To celebrate the launch of our new Les Misérables crate, we wanted to dedicate this blog post to its author: Victor Hugo. Creator of wonderful books and a talented poet and artist too. Hugo lived an interesting life - one that’s definitely worth writing about! We’ve taken some of the most significant parts of his story and have written about them below.
There’s an engraved sandstone block marking the spot where Victor Hugo was conceived. (Yes, really.) Hugo’s parents shared some ‘alone time’ together on top of France’s Mont Donon, where you’re able to enjoy views of France, Germany and Switzerland. Hugo’s father enjoyed telling his son that his life was destined to be just as interesting and unique as his conception. He wasn’t wrong!

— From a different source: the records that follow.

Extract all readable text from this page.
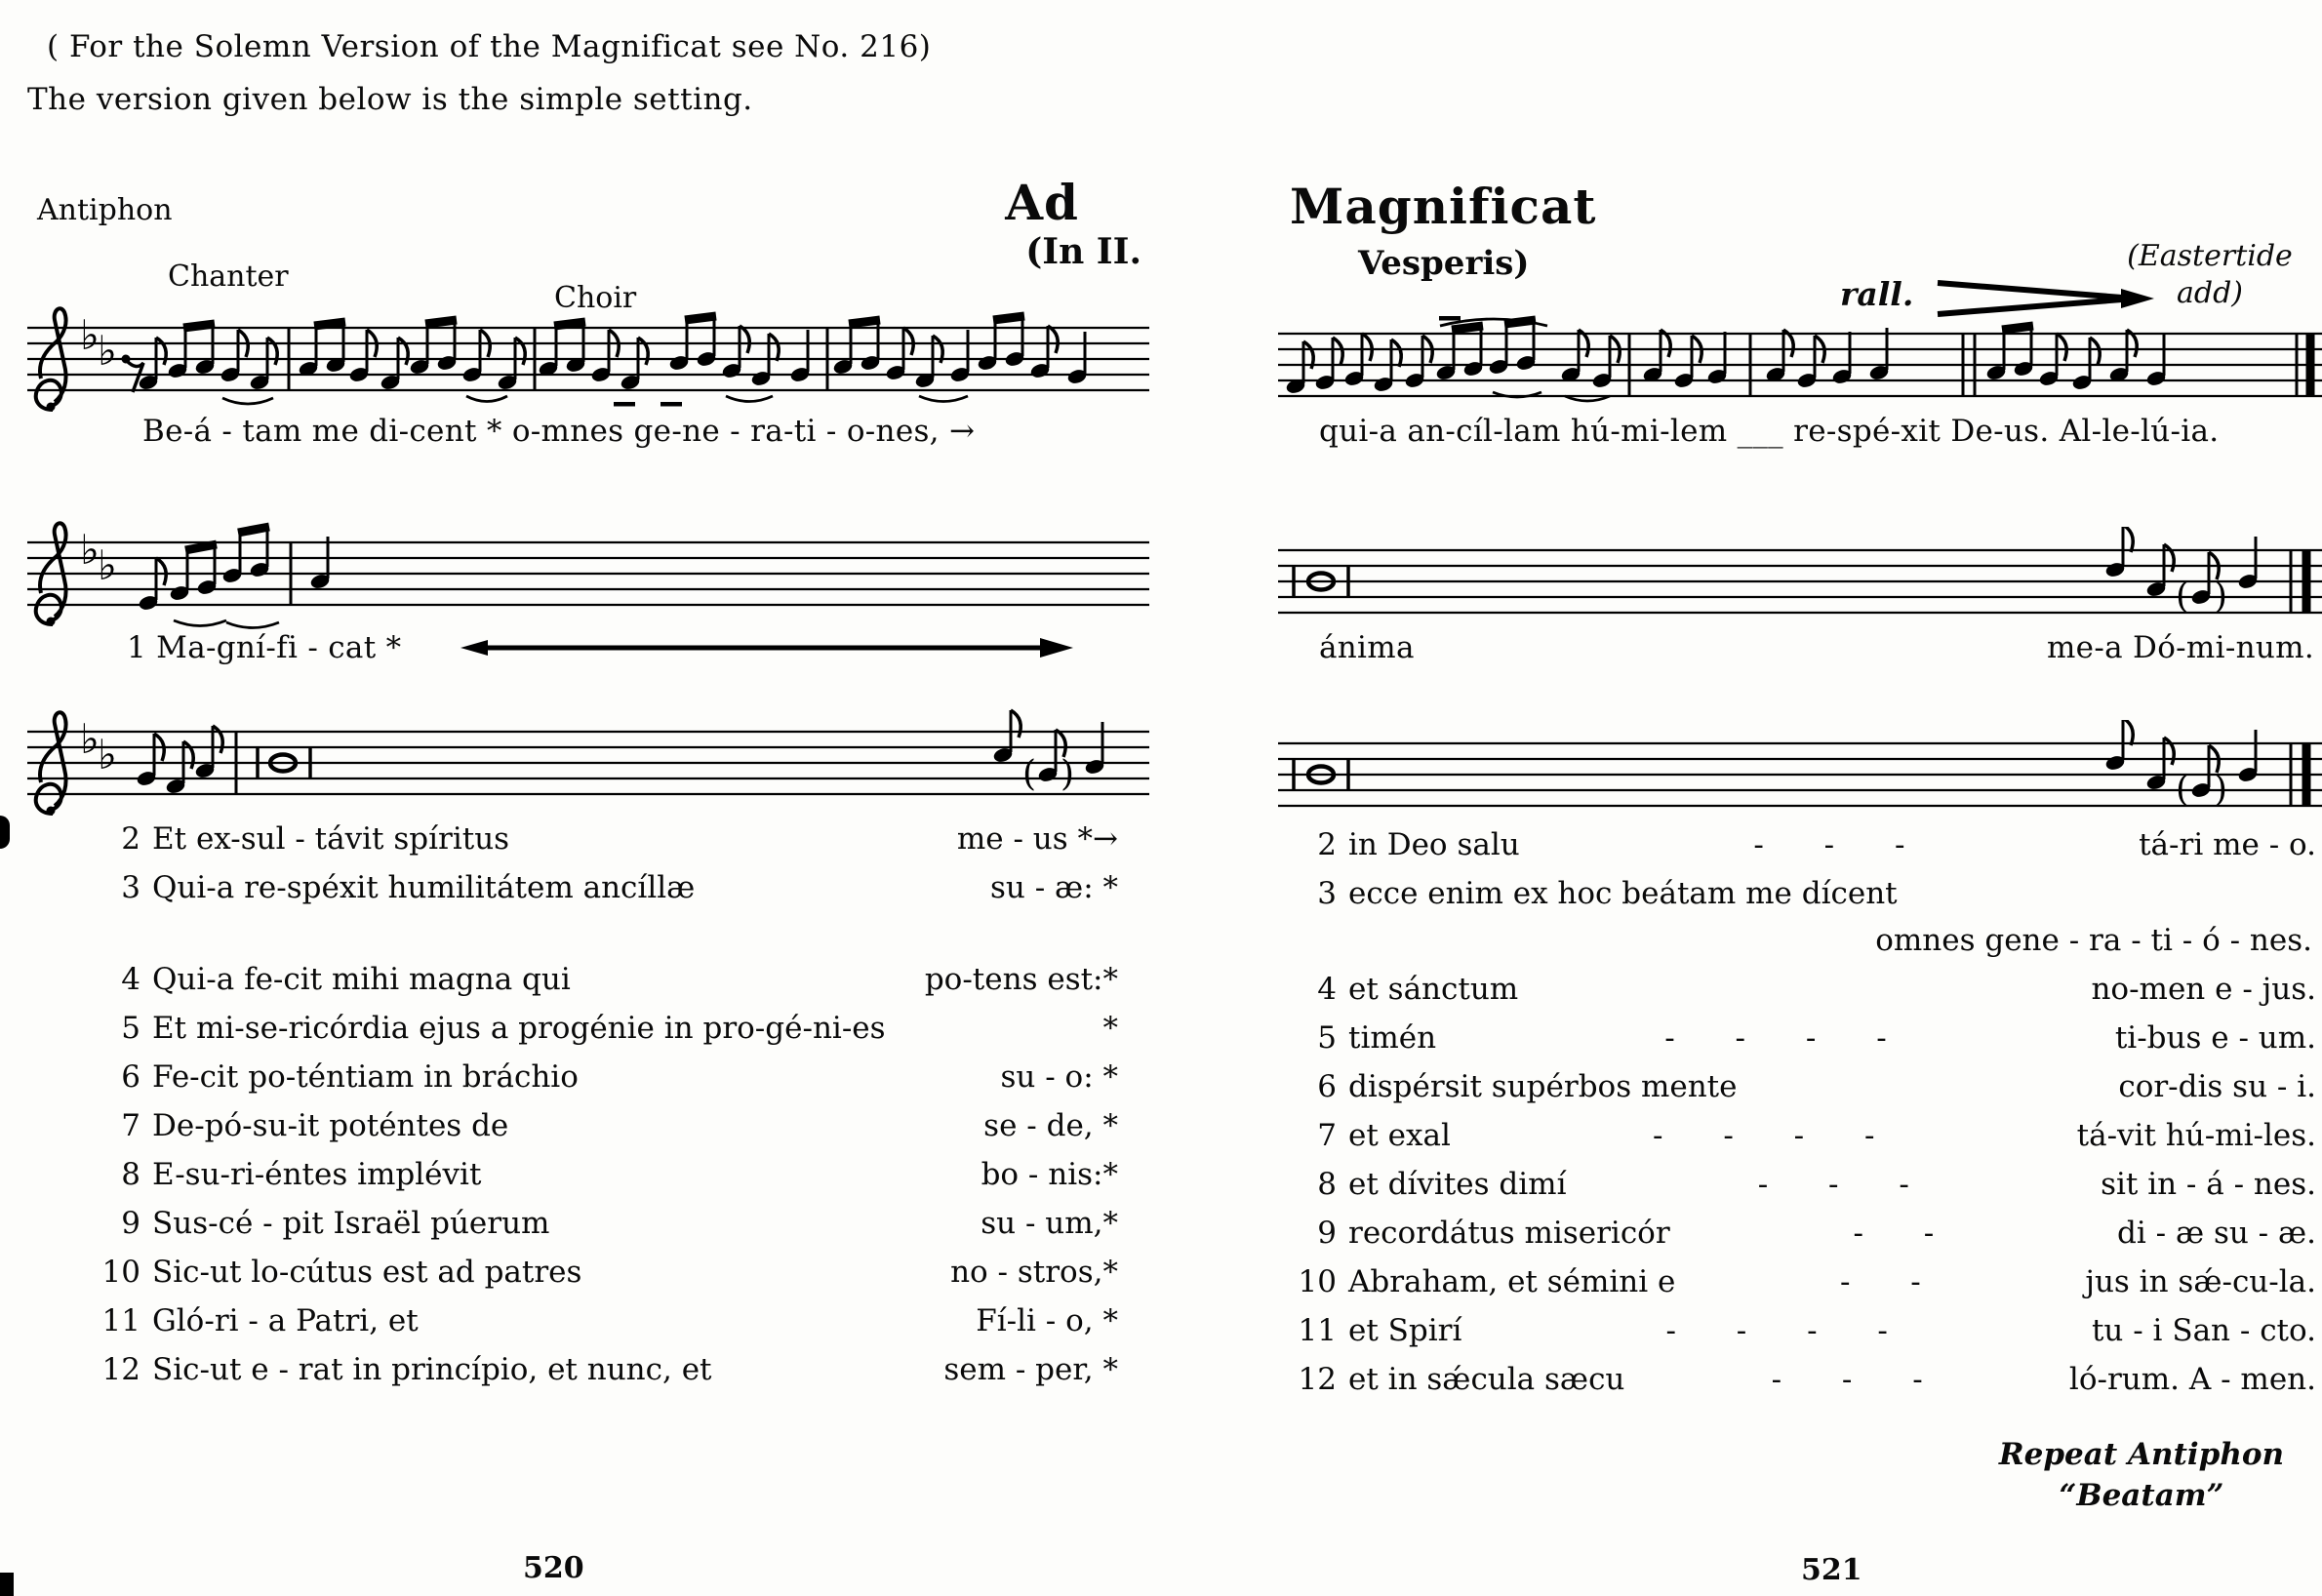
( For the Solemn Version of the Magnificat see No. 216)
The version given below is the simple setting.
Antiphon	Ad
(In II.
Chanter
Choir
♭
♭
Be-á - tam me di-cent * o-mnes ge-ne - ra-ti - o-nes, →
♭
♭
1 Ma-gní-fi - cat *
♭
♭	( )
2 Et ex-sul - távit spíritus	me - us *→
3 Qui-a re-spéxit humilitátem ancíllæ	su - æ: *
4 Qui-a fe-cit mihi magna qui	po-tens est:*
5 Et mi-se-ricórdia ejus a progénie in pro-gé-ni-es	*
6 Fe-cit po-téntiam in bráchio	su - o: *
7 De-pó-su-it poténtes de	se - de, *
8 E-su-ri-éntes implévit	bo - nis:*
9 Sus-cé - pit Israël púerum	su - um,*
10 Sic-ut lo-cútus est ad patres	no - stros,*
11 Gló-ri - a Patri, et	Fí-li - o, *
12 Sic-ut e - rat in princípio, et nunc, et	sem - per, *
520
Magnificat
Vesperis)
rall.
(Eastertide
add)
qui-a an-cíl-lam hú-mi-lem ___ re-spé-xit De-us. Al-le-lú-ia.
( )
ánima	me-a Dó-mi-num.
( )
2 in Deo salu	- - -	tá-ri me - o.
3 ecce enim ex hoc beátam me dícent
omnes gene - ra - ti - ó - nes.
4 et sánctum	no-men e - jus.
5 timén	- - - -	ti-bus e - um.
6 dispérsit supérbos mente	cor-dis su - i.
7 et exal	- - - -	tá-vit hú-mi-les.
8 et dívites dimí	- - -	sit in - á - nes.
9 recordátus misericór	- -	di - æ su - æ.
10 Abraham, et sémini e	- -	jus in sǽ-cu-la.
11 et Spirí	- - - -	tu - i San - cto.
12 et in sǽcula sæcu	- - -	ló-rum. A - men.
Repeat Antiphon
“Beatam”
521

Victor Hugo was born on 26th February 1802 to General Joseph Léopold Sigisbert Hugo and Sophie Trébuchet. He was the eldest child in a family of five with two younger brothers, Abel and Eugéne.
After periods of travel due to his father’s army career, his mother decided to settle with her sons in Paris to ensure them a good education. The distance and estrangement between the parents led to their eventual separation with his father then deciding that the boys would be better off at a boarding school.
Hugo completed his education with merit; he excelled in both maths and literature, and gained an honorable mention from the Académie Française for his poems along with winning first place in another national poetry competition.
His talent for writing enabled him to earn money soon after leaving school, meaning he was able to focus on the other love of his life: Adéle Foucher.
Victor and Adéle fell in love as teenagers and married in October 1822. (Hugo was known to brag about how the pair had consummated their marriage nine times on their wedding night.) The two had five children together, two daughters and three sons (one of whom died in infancy), and lived with each other for forty two years until her passing.
Despite all of this the pair had a somewhat unusual relationship, with both parties choosing to be unfaithful to the other. Hugo in particular had a ‘colourful’ love life and engaged in a string of extra marital affairs, the most notable of which being with his devoted mistress, Juliette Drouet. Drouet wrote over 20,000 letters to Hugo during their relationship, which lasted fifty years! Hugo was also an avid frequenter of brothels. Paris’ brothels are said to have shut down for a day of mourning following his death.
Writing & Works
Hugo is known for his incredible output of literature: novels, poems, and plays. He established his place as one of the leading writers of France early on in his writing career. He had huge success with his play Hernani and a number of other successful works soon followed. This included his famous novel, The Hunchback of Notre Dame.
Hugo was also a well known figure in the political spheres, and campaigned for an end to poverty, free education for all children and the abolition of the death penalty. He was also very vocal in his criticism of Napoleon III, leading to his eventual exile of nineteen years -fifteen of which were spent on the island of Guernsey. It was here that he wrote some of his best works, including both Les Misérables and Toilers of the Sea.
Following the fall of Napoleon in 1870, Hugo returned to France as a national hero. He continued to write there until his death in 1885. Despite his request for a pauper’s funeral, the country gave him one of the grandest send offs in modern history.